В первой главе описаны те демографические сдвиги и исторические процессы, что обусловили эволюцию китайских городов. Подъем экономики Китая автор считает «интересным кейсом для социологов», поскольку сложилось два подхода к интерпретации «китайского экономического чуда» (с. 24-32). Согласно первому подходу, стремительный взлет Китая — «отражение общемирового тренда неолиберализма, наметившегося в конце 1970-х годов» (маркетизация и приватизация в русле всемирной реструктуризации неолиберальной экономики). Сторонники второго подхода видят причину впечатляющего социально-экономического роста в ис-торико-локальном контексте страны (социалистическое наследие и постсоциалистические институциональные механизмы).

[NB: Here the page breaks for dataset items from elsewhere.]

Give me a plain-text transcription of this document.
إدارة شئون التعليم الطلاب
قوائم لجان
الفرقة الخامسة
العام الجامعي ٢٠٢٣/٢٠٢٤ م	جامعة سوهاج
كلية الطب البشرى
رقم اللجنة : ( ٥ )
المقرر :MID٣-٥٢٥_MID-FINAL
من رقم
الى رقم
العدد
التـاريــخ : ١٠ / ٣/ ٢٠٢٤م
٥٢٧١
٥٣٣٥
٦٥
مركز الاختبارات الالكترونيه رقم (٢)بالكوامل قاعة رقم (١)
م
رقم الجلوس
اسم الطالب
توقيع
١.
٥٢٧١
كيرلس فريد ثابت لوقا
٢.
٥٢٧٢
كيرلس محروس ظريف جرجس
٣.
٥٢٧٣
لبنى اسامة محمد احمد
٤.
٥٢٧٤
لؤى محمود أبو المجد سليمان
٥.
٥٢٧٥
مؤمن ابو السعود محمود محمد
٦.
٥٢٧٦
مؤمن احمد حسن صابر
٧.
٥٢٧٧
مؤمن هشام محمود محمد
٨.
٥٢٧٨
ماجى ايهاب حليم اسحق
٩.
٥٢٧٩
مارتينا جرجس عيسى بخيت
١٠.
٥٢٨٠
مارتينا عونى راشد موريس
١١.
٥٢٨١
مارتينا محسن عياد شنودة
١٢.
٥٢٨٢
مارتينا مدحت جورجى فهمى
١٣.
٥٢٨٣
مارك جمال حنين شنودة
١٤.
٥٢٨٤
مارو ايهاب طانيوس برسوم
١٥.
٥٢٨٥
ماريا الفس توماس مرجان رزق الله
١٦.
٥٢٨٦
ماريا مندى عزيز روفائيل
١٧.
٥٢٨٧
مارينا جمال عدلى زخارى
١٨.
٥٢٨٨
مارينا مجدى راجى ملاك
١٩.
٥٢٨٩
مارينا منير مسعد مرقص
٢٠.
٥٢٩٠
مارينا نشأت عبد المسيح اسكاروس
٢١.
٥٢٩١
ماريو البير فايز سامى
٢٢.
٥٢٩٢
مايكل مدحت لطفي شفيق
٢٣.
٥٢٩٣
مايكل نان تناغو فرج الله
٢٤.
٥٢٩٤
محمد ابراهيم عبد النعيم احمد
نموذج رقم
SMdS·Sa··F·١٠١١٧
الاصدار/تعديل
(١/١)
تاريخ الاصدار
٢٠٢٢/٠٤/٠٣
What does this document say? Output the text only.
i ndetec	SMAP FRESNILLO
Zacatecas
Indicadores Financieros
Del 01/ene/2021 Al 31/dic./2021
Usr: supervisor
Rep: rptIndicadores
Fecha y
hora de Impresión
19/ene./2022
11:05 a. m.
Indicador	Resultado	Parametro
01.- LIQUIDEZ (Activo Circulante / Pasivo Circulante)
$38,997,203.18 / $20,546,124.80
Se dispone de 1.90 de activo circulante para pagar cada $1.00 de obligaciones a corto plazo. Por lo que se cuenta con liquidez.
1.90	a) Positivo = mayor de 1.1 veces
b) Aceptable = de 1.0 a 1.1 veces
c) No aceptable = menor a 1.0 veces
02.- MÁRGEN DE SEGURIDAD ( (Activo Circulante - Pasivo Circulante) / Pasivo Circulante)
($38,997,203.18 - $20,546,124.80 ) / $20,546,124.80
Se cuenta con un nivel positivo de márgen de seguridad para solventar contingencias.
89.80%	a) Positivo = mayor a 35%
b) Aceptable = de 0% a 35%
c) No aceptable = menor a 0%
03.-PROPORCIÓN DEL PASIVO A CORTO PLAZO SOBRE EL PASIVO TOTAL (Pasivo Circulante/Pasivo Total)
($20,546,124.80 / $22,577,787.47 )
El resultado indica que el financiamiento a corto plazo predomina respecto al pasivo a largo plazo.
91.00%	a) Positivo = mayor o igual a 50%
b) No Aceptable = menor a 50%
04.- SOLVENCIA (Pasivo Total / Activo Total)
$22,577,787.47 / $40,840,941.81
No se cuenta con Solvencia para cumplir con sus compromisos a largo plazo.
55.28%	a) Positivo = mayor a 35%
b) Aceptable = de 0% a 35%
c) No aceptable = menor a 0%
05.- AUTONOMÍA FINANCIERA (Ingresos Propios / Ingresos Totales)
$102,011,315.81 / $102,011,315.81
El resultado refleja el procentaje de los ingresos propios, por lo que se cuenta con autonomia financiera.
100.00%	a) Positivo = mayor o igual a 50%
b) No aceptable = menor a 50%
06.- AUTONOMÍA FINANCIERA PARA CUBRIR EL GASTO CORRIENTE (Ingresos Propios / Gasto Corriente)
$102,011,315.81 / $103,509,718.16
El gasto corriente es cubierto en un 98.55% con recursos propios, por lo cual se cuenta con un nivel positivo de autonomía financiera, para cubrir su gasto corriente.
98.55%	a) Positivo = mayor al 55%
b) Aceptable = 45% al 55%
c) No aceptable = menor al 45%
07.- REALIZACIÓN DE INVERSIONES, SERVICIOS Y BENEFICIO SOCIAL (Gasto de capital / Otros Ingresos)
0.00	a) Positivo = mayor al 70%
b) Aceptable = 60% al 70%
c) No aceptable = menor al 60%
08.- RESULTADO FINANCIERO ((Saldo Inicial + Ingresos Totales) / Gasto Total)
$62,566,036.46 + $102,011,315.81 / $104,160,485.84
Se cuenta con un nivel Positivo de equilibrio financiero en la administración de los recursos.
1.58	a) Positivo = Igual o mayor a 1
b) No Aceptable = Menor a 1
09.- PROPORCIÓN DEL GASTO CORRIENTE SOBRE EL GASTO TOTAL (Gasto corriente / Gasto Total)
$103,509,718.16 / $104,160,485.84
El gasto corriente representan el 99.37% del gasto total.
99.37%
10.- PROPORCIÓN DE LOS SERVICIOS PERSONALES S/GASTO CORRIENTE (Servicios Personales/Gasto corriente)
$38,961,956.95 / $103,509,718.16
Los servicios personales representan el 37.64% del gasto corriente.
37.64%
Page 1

Представители первого подхода делятся на поборников и противников общемирового неолиберализма. Первые связывают успехи Китая с приверженностью таким элементам неолиберализма, как дерегулирование и децентрализация, открытый рынок и частная собственность, хотя это не подтверждается эмпирическими данными: реформы в КНР «мало походили на шоковую терапию» и растянулись на три с лишним десятилетия, инструменты приватизации и дерегуляции применялись избирательно для минимизации разрушительных последствий реформирования. «Если шоковая терапия предлагала снести весь дом и построить новый с нуля, то китайская реформа напоминала игра в дженгу: удалялись только те блоки, которые можно было передвинуть, не угрожая устойчивости здания в целом. Тем не менее благодаря этому процессу здание коренным образом менялось. Градуалистская реформа, которая поставила Китай на путь догоняющего развития, реиндустриализации и реинтеграции в глобальный капитализм, также подразумевала, что институциональная конвергенция между Китаем и неолиберальной разновидностью капитализма оставалась незавершенной»17. Критики неолиберализма утверждают, что капиталистически-эксплуататорский путь привел к резкой социально-экономической поляризации китайского общества (между богатыми и бедными, городами и деревнями, приморскими и материковыми районами) и породил сочетание «неолиберальных элементов с авторитарным централизованным контролем» — «неолиберализм с китайской спецификой», «аккумуляцию ресурсов за счет отчуждения». Обе позиции автор отвергает как избыточно «широкие трактовки. которые не дают понимания, как за столь короткий период Китаю удалось стать вто-

17. Вебер И. (2024). Как Китай избежал шоковой терапии: дебаты о рыночной реформе. Ереван: Fortis Press. С. 28.

рой экономикой мира. и не объясняют, почему другие страны с нарождающимися рынками, в том числе Индия, Россия и Бразилия, не демонстрировали схожие темпы роста» (с. 28).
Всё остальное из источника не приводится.